Re: Splitting an iomap_page

Matthew Wilcox <willy@xxxxxxxxxxxxx> · Tue, 8 Sep 2020 12:43:28 +0100

On Mon, Sep 07, 2020 at 02:33:24PM +0300, Kirill A. Shutemov wrote:
> On Fri, Sep 04, 2020 at 04:37:24AM +0100, Matthew Wilcox wrote:
> > Kirill, do I have the handling of split_huge_page() failure correct?
> > It seems reasonable to me -- unlock the page and drop the reference,
> > hoping that somebody else will not have a reference to the page by the
> > next time we try to split it.  Or they will split it for us.  There's a
> > livelock opportunity here, but I'm not sure it's worse than the one in
> > a holepunch scenario.
> 
> The worst case scenario is when the page is referenced (directly or
> indirectly) by the caller. It this case we would end up with endless loop.
> I'm not sure how we can guarantee that this will never happen.

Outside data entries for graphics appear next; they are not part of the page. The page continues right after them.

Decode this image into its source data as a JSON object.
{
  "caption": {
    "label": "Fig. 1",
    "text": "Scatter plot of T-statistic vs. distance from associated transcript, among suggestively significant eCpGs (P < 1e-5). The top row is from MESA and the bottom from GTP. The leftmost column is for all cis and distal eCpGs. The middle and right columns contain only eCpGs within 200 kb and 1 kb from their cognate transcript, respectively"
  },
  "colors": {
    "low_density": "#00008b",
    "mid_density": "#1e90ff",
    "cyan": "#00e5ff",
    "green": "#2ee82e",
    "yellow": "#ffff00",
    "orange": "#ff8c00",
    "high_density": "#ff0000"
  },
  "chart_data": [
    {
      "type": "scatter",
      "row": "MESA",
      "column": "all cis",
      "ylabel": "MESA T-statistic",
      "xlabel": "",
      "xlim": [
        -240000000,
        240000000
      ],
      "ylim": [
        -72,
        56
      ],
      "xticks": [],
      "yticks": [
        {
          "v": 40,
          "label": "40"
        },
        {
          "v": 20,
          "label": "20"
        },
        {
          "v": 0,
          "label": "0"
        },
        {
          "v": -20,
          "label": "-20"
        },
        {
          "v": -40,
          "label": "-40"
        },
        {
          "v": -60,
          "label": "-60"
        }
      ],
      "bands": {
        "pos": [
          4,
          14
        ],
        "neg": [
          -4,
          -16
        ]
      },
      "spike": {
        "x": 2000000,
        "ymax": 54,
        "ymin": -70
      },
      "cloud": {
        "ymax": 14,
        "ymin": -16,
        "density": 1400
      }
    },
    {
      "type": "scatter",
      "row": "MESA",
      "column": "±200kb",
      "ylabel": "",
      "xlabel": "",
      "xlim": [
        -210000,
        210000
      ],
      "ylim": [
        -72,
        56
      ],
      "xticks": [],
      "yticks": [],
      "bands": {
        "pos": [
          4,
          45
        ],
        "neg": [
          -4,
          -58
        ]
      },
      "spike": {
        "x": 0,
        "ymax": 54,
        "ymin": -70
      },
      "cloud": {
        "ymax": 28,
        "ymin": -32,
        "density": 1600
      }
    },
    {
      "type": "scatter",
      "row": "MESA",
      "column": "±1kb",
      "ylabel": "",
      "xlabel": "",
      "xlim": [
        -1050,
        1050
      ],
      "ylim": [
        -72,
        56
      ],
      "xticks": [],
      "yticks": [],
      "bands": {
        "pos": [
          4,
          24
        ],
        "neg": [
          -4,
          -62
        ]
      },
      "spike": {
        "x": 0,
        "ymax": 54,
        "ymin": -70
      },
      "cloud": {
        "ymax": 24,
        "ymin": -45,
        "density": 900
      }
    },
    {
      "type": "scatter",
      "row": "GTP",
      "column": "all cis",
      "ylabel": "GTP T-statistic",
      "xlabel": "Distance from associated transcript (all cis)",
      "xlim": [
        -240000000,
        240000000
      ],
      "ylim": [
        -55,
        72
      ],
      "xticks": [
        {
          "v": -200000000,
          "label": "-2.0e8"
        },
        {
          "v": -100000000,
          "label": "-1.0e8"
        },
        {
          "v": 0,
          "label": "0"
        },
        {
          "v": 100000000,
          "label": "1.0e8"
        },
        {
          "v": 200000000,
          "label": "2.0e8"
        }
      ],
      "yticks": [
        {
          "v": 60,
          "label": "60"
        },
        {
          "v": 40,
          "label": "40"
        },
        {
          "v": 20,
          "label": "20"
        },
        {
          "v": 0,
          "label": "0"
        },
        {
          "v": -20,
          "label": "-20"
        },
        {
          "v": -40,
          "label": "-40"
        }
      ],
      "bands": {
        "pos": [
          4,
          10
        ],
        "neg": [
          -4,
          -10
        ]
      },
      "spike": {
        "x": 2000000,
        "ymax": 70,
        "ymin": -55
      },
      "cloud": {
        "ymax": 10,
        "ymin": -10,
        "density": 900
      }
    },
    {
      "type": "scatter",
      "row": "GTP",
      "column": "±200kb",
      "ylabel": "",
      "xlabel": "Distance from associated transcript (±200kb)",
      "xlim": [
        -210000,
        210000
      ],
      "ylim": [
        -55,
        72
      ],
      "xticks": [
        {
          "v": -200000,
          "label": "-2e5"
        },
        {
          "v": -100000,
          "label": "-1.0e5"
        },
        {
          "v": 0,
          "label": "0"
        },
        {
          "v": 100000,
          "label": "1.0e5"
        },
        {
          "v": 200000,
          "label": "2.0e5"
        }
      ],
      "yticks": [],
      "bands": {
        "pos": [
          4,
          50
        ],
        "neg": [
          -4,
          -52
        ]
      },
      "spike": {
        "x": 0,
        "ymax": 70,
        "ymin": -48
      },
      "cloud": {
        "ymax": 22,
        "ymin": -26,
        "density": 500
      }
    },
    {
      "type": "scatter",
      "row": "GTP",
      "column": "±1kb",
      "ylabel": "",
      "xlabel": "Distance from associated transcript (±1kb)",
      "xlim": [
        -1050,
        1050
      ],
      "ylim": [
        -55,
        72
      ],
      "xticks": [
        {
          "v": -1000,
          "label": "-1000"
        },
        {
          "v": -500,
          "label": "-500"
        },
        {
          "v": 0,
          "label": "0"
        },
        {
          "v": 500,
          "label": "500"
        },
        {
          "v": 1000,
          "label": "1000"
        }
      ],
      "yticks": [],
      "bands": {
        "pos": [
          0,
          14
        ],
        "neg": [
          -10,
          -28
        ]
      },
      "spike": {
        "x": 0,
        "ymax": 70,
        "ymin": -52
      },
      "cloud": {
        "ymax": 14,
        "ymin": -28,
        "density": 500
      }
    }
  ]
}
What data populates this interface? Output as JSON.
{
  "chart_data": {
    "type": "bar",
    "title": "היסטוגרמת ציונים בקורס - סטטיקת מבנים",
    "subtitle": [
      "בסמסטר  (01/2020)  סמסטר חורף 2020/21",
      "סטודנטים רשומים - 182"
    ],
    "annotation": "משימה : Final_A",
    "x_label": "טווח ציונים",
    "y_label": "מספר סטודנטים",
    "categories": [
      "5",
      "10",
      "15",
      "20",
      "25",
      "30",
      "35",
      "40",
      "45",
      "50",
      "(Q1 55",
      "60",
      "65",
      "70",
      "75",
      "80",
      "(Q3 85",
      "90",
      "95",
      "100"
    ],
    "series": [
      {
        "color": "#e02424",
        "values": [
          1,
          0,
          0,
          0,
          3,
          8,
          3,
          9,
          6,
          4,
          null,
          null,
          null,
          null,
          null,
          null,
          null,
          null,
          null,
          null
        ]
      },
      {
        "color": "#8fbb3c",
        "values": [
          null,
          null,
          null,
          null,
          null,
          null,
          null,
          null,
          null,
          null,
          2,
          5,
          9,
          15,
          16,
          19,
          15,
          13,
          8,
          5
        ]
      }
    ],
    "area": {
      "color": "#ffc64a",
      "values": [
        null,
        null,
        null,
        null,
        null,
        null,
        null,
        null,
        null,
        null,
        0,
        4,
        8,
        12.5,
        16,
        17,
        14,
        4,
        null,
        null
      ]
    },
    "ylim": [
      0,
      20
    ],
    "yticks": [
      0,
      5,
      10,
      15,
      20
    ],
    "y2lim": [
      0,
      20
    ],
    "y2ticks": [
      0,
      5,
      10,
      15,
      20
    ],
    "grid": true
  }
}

I don't see a way for that to happen at the moment.  We're pretty
careful not to take references on multiple pages at once in these paths.
I've fixed the truncate paths to only take one reference per THP too.

I was thinking that if livelock becomes a problem, we could (ab)use the
THP destructor mechanism somewhat like this:

Add
	[TRANSHUGE_PAGE_SPLIT] = split_transhuge_page,
to the compound_page_dtors array.

New function split_huge_page_wait() which, if !can_split_huge_page()
first checks if the dtor is already set to TRANSHUGE_PAGE_SPLIT.  If so,
it returns to its caller, reporting failure (so that it will put its
reference to the page).  Then it sets the dtor to TRANSHUGE_PAGE_SPLIT
and sets page refcount to 1.  It goes to sleep on the page.

split_transhuge_page() first has to check if the refcount went to 0
due to mapcount being reduced.  If so, it resets the refcount to 1 and
returns to the caller.  If not, it freezes the page and wakes the task
above which is sleeping in split_huge_page_wait().

It's complicated and I don't love it.  But it might solve livelock, should
we need to do it.  It wouldn't prevent us from an indefinite wait if the
caller of split_huge_page_wait() has more than one reference to this page.
That's better than a livelock though.